Undeterred, they rebuilt their town and it’s now a prosperous community. There is commercial fishing, tourism, and a liquid natural gas plant.
- Despite its location 500 miles (800 km) inside the Arctic Circle, Hammerfest has an ice-free harbour. It is warmed (although warmed is a relative term for a place that only has five months of each year where the average temperature is above the freezing point) by the remnants of the Gulf Stream.
- In the spring of 2008, a 300 kg German mine was found on the seabed just outside Hammerfest harbour. Captain Bjarte Haugsvær, who was in charge of blowing it up, said there are probably still a lot of unexploded weapons in the area.
- The American travel writer Bill Bryson went to Hammerfest in 1990 to view the Northern Lights. In his book Neither Here Nor There, Bryson wrote rather ungraciously that the place was “an agreeable enough town in a thank-you-God-for-not-making-me-live-here sort of way.”
- Hammerfest has a bit of a reindeer problem. Thousands of the animals migrate through the town each year on their way to their summer territory. They wander about dropping dung and urine that has to be cleaned up. While popular with tourists, the locals are not so fond of them.
- “The Norwegian Town the World Tried to Erase.” Mike MacEacheran, BBC Travel, December 4, 2017.
- “Hammerfest, Norway: Phoenix of the Far North.” Susan Zimmerman, Historynet, September 30, 2010.
- “Hammerfest.” Visit Norway.com, undated.
- “German Mine of 300 Kilos Blown.” Terje I. Olsson, iFinnmark, June 9, 2008.
© 2018 Rupert Taylor
Ann Carr from SW England on April 29, 2018:
Great story! Gravel roads and snow storms are enough to put you off but I'm glad you like Norway too.
Mary Norton from Ontario, Canada on April 28, 2018:
It is interesting to learn of the damage done to one of the tiny villages in Norway and how it has recovered. I like what you call it: The Town that Will not Die. It is good to know they are doing well today.
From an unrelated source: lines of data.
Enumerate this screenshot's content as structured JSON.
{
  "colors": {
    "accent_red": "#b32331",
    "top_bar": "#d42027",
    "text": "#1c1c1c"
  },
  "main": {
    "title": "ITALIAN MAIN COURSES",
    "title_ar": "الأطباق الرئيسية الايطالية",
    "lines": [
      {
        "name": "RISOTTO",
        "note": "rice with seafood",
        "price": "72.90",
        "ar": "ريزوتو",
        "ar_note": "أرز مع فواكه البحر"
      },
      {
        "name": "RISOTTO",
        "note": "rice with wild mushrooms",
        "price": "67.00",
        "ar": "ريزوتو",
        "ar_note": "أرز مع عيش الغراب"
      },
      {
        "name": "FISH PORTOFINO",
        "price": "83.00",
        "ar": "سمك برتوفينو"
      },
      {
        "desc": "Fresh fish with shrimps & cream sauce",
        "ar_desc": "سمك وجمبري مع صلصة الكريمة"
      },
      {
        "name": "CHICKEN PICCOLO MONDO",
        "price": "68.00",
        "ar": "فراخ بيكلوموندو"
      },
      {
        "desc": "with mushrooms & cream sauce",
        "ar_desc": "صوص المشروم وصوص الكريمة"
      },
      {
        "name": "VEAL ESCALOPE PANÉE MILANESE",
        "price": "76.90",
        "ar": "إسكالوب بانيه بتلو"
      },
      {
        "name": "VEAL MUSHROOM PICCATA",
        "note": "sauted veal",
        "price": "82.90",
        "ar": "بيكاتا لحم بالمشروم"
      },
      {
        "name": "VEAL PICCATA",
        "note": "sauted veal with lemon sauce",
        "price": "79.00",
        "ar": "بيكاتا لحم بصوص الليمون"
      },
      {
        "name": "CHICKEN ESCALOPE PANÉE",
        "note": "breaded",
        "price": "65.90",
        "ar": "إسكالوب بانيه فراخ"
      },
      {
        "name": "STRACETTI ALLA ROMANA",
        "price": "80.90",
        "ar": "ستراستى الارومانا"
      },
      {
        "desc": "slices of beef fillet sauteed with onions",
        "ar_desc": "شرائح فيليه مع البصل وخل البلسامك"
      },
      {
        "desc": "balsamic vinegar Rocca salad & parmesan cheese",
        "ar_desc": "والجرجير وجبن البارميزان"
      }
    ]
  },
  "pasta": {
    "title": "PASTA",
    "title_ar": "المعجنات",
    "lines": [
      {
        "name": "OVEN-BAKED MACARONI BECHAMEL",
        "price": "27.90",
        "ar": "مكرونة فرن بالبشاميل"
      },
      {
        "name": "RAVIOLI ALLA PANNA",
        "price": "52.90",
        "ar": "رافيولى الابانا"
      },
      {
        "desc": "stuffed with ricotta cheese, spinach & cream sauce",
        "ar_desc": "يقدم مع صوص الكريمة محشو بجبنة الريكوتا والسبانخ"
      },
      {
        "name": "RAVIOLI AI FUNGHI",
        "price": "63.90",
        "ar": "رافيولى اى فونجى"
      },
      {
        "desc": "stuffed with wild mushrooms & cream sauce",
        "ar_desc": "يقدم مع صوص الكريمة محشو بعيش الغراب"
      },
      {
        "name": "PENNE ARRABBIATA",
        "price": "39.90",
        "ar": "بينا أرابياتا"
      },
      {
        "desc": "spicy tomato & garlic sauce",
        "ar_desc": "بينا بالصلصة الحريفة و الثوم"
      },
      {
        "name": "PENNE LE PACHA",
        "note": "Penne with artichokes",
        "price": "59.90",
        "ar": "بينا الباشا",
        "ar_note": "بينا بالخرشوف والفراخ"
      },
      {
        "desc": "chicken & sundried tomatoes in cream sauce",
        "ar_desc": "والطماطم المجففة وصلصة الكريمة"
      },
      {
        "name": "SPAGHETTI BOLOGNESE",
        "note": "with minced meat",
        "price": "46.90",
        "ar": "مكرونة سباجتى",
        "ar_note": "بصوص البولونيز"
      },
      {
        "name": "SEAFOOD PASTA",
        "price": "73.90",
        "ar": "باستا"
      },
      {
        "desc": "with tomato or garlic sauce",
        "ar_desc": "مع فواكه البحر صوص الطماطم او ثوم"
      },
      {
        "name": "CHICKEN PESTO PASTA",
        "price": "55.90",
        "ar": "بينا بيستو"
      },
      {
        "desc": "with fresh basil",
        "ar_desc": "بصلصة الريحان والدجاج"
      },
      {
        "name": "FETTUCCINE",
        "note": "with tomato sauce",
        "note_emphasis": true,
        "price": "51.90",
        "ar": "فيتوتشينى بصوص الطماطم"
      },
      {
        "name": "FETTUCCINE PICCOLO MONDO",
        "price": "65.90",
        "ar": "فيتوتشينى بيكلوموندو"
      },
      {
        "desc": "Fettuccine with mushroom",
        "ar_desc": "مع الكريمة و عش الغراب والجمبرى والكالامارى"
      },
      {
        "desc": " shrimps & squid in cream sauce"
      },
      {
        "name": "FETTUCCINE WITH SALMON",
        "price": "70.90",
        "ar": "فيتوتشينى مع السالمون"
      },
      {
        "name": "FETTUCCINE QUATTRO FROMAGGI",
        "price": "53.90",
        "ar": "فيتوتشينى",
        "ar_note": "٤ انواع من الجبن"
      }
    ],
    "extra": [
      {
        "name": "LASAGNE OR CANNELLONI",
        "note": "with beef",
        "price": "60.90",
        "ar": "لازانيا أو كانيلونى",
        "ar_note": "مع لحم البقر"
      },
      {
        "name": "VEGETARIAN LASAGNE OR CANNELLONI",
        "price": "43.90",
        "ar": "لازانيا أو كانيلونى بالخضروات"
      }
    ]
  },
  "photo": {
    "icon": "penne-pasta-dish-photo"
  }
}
Rupert Taylor (author) from Waterloo, Ontario, Canada on April 28, 2018:
Hi Ann. Thanks for your kind comments. A thousand years ago (1968) I drove north up the coast of Norway from Bergen. I was heading for Trondheim when a stone from an approaching car shattered by windscreen ( it was the main road but it was still gravel surfaced). The nearest dealer for the model I was driving was in Lillehammer so I turned right and headed east in a snowstorm. It was. of course, July.
Loved Norway though.
Ann Carr from SW England on April 28, 2018:
This is a fascinating account of the place and its history. I love Norway and have been as far as Tromso and Alta, to see the Northern Lights which of course were spectacular. I'd like to go back to explore some more and this place will definitely be on my list now. Thank you for sharing it with us.